Ummu Sulaim tersenyum haru dan berpaling pada anaknya Anas, ‘bangunlah wahai Anas’.  Maka, menikahlah Ummu Sulaim dan Abu Thalhah dengan islam sebagai maharnya. Tsabit berkata, ‘aku tidak mendengar seorang wanitapun yang lebih mulia maharnya dibanding Ummu Sulaim, (maharnya) yaitu islam. 

Tak lama kemudian, Allah SWT mengkaruniakan anak pada Ummu Sulaim dan Abu Thalhah yang diberi nama Abu Umair. 
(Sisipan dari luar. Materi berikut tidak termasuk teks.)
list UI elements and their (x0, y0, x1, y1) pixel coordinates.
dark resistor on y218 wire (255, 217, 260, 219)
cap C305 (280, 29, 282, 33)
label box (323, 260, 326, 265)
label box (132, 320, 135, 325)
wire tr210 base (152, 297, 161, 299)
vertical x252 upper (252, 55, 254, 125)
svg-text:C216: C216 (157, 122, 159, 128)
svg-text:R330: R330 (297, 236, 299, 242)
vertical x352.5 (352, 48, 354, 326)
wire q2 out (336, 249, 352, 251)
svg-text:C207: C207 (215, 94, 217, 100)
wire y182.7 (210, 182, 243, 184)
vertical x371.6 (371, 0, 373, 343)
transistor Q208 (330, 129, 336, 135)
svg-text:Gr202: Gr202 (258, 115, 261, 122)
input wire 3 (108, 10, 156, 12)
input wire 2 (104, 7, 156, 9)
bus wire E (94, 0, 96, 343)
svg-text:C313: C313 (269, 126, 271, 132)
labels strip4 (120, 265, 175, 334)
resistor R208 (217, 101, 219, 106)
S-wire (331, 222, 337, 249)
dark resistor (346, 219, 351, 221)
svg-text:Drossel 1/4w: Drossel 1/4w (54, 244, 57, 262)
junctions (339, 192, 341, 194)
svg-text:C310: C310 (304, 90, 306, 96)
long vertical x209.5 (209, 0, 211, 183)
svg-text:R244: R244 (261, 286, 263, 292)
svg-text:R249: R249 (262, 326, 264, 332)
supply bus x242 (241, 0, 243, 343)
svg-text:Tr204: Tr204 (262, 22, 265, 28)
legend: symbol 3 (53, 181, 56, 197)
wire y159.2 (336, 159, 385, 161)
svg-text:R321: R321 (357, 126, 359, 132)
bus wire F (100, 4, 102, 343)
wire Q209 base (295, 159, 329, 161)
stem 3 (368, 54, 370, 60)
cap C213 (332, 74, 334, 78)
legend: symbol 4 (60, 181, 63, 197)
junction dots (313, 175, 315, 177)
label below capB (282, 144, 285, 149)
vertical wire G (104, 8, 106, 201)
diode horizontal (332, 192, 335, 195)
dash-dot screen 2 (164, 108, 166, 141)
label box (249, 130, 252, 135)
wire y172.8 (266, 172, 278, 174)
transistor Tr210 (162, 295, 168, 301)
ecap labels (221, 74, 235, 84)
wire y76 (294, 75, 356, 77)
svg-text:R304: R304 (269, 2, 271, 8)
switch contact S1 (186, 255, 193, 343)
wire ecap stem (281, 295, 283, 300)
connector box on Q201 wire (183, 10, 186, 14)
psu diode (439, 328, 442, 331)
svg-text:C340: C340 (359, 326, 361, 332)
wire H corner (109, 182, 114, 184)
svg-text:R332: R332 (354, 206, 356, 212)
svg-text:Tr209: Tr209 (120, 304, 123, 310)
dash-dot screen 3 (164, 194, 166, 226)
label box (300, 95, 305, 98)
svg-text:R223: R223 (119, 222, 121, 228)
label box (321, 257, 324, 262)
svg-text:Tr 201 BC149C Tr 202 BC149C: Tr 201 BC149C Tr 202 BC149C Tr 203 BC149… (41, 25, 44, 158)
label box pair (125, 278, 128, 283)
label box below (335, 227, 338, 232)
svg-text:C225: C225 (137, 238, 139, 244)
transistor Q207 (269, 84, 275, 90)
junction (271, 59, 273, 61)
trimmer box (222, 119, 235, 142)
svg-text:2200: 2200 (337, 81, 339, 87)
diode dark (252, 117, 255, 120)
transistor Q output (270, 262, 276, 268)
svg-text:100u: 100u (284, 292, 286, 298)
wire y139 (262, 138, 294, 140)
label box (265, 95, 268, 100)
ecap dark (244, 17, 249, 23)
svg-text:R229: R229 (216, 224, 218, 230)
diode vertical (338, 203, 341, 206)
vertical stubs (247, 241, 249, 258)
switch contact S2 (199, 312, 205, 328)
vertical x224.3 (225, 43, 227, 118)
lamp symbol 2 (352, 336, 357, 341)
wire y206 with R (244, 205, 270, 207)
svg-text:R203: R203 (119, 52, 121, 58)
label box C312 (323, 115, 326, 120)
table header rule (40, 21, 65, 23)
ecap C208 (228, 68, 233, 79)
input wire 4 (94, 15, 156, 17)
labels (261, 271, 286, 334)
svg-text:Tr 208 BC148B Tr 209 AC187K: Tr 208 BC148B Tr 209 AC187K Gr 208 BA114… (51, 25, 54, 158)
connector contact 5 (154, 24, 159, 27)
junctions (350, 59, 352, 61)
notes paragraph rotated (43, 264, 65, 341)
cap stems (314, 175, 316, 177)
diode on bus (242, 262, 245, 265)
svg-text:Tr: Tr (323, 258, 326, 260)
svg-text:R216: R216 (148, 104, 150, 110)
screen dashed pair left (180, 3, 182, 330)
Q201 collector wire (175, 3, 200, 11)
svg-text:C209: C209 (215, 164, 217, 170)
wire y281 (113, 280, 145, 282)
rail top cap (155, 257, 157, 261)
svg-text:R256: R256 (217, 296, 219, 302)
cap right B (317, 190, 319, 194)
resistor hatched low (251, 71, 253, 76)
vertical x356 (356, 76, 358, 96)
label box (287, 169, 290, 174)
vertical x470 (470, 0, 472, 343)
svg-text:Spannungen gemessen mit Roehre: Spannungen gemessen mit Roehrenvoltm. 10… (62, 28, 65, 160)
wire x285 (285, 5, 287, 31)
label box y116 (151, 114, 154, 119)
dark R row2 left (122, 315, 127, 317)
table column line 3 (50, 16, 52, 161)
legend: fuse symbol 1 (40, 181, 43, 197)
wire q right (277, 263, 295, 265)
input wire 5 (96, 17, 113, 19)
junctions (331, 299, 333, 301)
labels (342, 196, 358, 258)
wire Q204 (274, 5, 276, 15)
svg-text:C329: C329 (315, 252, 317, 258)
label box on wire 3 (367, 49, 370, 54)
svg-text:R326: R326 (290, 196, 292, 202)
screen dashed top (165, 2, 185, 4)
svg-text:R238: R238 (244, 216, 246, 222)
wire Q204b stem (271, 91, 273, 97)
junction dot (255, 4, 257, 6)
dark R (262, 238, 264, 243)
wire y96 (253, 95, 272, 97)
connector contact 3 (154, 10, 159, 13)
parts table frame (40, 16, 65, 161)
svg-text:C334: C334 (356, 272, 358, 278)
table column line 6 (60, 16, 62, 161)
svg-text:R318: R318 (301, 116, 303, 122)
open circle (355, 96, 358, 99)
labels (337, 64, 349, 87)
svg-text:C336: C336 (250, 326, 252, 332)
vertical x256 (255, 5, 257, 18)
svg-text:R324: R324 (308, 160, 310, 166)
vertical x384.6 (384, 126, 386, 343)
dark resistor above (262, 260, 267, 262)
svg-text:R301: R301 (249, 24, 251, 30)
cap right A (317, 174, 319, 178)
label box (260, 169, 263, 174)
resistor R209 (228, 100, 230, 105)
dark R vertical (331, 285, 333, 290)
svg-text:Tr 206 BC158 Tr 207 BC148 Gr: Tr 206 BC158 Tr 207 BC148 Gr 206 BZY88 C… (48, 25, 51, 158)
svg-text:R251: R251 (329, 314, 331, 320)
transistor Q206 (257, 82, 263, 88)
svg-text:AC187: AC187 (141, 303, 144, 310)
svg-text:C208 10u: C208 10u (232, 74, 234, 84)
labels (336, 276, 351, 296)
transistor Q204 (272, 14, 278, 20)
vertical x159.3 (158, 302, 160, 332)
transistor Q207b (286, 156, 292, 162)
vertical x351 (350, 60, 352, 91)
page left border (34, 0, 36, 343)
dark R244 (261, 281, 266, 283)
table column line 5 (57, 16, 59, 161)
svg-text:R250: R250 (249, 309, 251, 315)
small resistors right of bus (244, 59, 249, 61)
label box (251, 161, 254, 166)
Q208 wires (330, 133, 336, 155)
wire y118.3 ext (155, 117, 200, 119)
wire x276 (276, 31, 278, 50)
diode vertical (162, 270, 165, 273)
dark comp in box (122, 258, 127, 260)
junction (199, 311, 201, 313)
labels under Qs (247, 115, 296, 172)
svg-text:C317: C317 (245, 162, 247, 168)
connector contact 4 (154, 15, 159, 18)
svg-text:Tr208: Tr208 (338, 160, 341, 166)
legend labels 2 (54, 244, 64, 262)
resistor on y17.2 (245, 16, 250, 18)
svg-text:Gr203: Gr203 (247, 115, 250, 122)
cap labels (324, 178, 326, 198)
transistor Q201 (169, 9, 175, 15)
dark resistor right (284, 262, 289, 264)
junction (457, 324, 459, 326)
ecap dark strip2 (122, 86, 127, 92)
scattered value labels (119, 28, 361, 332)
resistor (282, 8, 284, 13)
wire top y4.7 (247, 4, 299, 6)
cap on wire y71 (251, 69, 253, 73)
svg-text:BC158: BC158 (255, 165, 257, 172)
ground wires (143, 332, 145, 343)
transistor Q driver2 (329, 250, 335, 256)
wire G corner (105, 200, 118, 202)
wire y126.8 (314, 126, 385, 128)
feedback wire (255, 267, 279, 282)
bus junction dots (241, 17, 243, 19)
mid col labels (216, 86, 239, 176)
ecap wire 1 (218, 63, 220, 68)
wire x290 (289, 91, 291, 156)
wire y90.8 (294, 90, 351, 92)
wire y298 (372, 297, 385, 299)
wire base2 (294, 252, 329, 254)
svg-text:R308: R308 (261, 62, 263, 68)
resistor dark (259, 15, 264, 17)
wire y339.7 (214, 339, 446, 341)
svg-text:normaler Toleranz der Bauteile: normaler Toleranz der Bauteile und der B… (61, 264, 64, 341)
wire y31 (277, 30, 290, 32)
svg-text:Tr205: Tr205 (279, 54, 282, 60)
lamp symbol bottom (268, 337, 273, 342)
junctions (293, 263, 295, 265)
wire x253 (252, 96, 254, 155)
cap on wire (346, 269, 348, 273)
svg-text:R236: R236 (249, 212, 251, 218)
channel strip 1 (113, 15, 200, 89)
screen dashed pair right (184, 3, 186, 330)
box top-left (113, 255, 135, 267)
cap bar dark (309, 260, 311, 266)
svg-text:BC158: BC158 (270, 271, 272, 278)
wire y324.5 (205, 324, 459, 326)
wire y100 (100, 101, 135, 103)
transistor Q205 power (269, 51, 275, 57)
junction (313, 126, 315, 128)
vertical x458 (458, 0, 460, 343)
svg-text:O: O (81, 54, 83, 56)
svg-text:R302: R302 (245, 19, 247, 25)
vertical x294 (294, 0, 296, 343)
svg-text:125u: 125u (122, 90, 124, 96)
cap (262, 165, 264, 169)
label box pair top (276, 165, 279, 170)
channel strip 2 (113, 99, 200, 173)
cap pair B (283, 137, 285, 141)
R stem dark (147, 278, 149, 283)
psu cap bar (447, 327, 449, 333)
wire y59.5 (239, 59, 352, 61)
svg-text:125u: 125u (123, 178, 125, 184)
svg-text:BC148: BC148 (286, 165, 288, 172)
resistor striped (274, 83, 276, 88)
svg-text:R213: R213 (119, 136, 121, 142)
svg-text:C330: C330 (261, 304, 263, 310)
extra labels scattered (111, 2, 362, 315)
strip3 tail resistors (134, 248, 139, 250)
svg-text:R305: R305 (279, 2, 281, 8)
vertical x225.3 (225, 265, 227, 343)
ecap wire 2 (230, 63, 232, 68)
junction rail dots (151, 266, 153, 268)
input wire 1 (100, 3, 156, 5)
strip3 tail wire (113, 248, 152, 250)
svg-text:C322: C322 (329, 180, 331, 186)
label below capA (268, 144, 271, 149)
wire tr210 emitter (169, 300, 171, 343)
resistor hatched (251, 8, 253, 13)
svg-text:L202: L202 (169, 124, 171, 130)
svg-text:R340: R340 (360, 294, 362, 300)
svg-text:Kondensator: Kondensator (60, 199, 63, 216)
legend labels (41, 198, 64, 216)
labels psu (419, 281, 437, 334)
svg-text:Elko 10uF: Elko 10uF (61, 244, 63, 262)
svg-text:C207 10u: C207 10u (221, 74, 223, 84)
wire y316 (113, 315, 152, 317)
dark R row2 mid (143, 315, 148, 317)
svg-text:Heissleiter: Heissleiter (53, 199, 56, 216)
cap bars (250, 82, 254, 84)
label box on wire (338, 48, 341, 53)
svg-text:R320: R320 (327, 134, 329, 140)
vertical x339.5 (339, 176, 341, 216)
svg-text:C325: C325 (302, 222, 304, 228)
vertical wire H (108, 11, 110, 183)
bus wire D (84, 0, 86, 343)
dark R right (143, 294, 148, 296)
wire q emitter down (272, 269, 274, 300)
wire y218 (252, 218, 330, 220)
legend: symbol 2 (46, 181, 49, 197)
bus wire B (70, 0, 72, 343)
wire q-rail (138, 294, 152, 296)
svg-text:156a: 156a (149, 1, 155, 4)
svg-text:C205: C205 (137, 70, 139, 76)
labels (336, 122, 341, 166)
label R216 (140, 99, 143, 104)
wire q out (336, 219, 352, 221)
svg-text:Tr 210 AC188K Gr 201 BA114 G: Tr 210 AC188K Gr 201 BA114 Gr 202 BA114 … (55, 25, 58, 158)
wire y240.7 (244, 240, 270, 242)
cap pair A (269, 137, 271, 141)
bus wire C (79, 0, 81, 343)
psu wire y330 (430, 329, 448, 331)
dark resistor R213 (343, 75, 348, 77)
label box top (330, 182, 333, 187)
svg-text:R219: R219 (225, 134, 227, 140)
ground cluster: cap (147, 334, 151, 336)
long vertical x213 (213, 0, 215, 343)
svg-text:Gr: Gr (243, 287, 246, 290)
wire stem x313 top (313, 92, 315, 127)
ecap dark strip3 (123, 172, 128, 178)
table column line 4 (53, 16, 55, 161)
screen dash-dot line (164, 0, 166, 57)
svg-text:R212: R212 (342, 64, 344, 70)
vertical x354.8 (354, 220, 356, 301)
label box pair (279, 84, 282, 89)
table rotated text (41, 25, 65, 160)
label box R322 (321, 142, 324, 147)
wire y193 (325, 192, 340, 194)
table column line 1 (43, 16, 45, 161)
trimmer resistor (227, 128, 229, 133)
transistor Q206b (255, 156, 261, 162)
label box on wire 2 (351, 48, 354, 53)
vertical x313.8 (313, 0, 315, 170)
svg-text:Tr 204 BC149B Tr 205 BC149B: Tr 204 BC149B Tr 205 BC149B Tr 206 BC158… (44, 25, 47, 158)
Suatu saat, Abu Umair jatuh sakit sehingga membuat cemas ayah dan ibunya. Padahal, ia adalah kesayangan Abu Thalhah. Jika Abu Thalhah pulang dari pasar, yang pertama kali ditanyakan adalah keadaan putranya. Bila Abu Thalhah belum melihat Abu Umair, ia belum merasa tenang.

 Tepat pada waktu sholat, seperti biasa Abu Thalhah pergi ke masjid. Tak lama kemudian, Abu Umair menghembuskan naps terakhirnya. Ummu Sulaim lantas menidurkan putranya di atas kasur dan berulang berujar, ‘inna lillahi wa inna ilaihi rojiun’. Dengan suara berbisik, Ummu Sulaim berpesan pada keluarga, ‘jangan sekali-kali kalian memberitahukan perihal putranya pada Abu Thalhah sampai aku sendiri yang memberitahunya’.


            Anas bin Malik meriwayatkan bahwa ketika Abu Thalhah kembali, dia bertanya, ‘bagaimana anakku?’. Ummu Sulaim menjawab, ‘ia dalam keadaan sangat tenang’ seraya menghidangkan makan malam dan Abu Thalhah memakannya.

            Dalam sebuah riwayat disebutkan bahwa Ummu Sulaim berkata, ‘jangan beritahukan Abu Thalhah tentang kematian anaknya’. Kemudian, ia melakukan tugasnya sebagai seorang istri kepada suaminya. Lalu, suaminya melakukan hubungan intim dengan Ummu Sulaim. Setelah suaminya terlelap, Ummu Sulaim memuji Allah karena berhasil menentramkan suaminya perihal putranya.
 

Akhir malam, Ummu Sulaim berkata pada suaminya, ‘Wahai Abu Thalhah, bagaimana pendapatmu bila keluarga si fulan meminjam suat pinjaman lalu memanfaatkannya. Kemudian, ketika pinjaman itu diminta, mereka tidak suka’.

            Abu Thalhah menjawab, ‘mereka tidak adil’. Ummu Sulaim berkata, ‘sesungguhnya anakmu, fulan, adalah pinjaman dari Allah dan Allah telah mengambilnya’. Abu Thalhah beristirja (mengucapkan Inna lillahi wa inna ilaihi rojiun) dan memuji Allah seraya mengatakan, ‘demi Allah, aku tidak akan membiarkanmu mengalahkanku dalam kesabaran’.

            Pada pagi harinya, Abu Thalhah datang pada Rasulullah SAW. Tatkala Rasulullah SAW melihatnya, beliau bersabda, “Semoga Allah memberkahi kalian berdua di malam hari kalian”.

            Sejak malam itu, keberkahan mencakup Abdullah bin Abi Thalhah. Tidak ada kaum Anshar, seorang pemuda yang lebih baik darinya. Dari Abdullah tersebut, lahirlah banyak anak. Abdullah tidak meninggal hingga dia dikaruniai 10 anak yang semuanya hafal Al-Quran. Abdullah sendiri, wafat di jalan Allah.